Em meados de 2018, o então governador do estado prometeu o repasse de seis parcelas de R$ 3 milhões para ajudar no custeio da folha do São José, mas em seguida os valores começaram a ser atrasados. Udo Döhler vangloria-se de destinar para a saúde mais do que o percentual mínimo estipulado na Constituição. Porém, este valor ainda é claramente insuficiente e – como explicado acima, diminuiu no último ano.
No jogo de empurra entre município, estado e União, quem morre é o povo pobre. A classe trabalhadora e suas organizações devem colocar como suas lutas prioritárias o estabelecimento de um Sistema Universal de Saúde Pública federal, gratuito e de qualidade para todos os cidadãos.
Dinheiro existe, mas para isso é preciso que o governo federal e o Congresso Nacional destinem os recursos públicos para a saúde e não para os banqueiros. Todos os anos, quase metade do orçamento da União vai para pagar a dívida pública – que não foi o povo que fez e que já foi paga há muito tempo. Enquanto isso, a saúde recebe cerca de 4% do orçamento. Além disso, mecanismos como a Desvinculação de Receitas da União e a Lei de Responsabilidade Fiscal – que limita a contratação de servidores e condiciona o orçamento de estados e municípios ao pagamento da dívida com a Federação – diminuem ainda mais os recursos. A situação se agravou com a Emenda Constitucional 95, do governo Temer, que congelou investimentos públicos por 20 anos.
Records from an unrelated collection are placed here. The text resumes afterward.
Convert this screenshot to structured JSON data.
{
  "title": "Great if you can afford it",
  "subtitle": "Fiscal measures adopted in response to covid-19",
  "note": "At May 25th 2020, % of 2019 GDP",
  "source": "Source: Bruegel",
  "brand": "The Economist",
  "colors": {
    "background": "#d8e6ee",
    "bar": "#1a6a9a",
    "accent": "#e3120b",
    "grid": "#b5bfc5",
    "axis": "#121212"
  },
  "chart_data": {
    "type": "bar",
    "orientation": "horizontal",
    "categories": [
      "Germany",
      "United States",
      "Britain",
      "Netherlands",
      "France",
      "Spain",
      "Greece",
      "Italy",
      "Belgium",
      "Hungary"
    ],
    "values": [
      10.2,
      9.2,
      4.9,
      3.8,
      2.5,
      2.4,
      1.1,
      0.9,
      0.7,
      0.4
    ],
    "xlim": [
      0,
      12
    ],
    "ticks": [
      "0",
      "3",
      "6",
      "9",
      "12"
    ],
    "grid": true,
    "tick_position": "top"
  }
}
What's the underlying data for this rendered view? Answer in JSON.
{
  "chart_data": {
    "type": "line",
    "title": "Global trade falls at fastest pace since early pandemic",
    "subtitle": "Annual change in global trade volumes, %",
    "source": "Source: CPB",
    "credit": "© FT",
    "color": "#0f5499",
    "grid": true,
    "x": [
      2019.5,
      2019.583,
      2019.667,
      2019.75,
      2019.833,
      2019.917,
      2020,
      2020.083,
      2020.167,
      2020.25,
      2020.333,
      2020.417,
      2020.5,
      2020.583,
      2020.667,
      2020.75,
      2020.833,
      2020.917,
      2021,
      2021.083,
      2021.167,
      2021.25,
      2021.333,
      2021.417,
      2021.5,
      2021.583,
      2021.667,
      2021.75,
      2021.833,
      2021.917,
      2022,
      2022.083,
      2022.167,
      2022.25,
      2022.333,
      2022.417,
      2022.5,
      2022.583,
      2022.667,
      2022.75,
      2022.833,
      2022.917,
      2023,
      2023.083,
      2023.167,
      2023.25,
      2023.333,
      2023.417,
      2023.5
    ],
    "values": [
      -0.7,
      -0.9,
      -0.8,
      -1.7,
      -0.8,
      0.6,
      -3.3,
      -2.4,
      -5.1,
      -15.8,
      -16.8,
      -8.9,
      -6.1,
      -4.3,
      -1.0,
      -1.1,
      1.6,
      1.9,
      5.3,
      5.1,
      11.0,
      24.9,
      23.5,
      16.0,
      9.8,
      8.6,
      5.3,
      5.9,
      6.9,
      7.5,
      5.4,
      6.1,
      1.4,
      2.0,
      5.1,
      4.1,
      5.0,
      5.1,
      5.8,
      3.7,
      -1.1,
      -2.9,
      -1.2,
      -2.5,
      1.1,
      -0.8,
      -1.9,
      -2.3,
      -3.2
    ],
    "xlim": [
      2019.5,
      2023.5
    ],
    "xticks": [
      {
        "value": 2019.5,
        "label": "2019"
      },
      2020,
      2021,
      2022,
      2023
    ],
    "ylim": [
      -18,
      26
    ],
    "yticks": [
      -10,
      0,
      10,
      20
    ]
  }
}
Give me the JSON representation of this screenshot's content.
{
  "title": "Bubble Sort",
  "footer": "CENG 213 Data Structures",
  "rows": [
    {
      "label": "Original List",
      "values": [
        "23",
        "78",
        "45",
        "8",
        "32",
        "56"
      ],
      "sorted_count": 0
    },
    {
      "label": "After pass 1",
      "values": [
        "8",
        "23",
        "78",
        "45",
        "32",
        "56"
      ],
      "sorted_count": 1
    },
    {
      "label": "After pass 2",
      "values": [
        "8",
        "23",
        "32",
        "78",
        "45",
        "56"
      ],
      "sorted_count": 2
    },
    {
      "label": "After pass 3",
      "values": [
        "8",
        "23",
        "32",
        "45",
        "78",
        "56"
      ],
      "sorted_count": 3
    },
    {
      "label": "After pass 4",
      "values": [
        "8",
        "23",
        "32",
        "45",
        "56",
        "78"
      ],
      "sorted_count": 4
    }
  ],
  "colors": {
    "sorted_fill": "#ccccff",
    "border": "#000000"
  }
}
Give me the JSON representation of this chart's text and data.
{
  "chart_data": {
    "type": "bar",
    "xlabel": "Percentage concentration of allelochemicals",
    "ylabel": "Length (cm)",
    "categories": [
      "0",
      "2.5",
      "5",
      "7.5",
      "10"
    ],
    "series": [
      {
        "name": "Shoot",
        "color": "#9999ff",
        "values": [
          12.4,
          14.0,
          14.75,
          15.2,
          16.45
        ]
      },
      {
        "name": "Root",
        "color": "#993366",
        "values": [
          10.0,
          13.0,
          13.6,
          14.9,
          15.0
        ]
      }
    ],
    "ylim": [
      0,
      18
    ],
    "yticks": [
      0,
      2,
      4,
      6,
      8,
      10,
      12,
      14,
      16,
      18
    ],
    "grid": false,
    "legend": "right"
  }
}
O Sinsej está ao lado dos servidores e da população de Joinville para ajudar a organizar a luta pela saúde pública, gratuita e para todos na cidade. Também chama a categoria a se integrar nas questões nacionais que impactam diretamente a vida de cada cidadão.
¹ Os dados mais atualizados sobre a situação do São José não podem ser consultados porque a Prefeitura retirou os Relatórios de Indicadores do hospital do site em 27 de novembro de 2018 “para atualização” e ainda não os republicou.
² O nome dos servidores entrevistados não será revelado para evitar retaliações nos locais de trabalho. O São José é conhecido por transferir e prejudicar trabalhadores que se envolvem nos movimentos reivindicatórios e denunciam a situação no interior do hospital.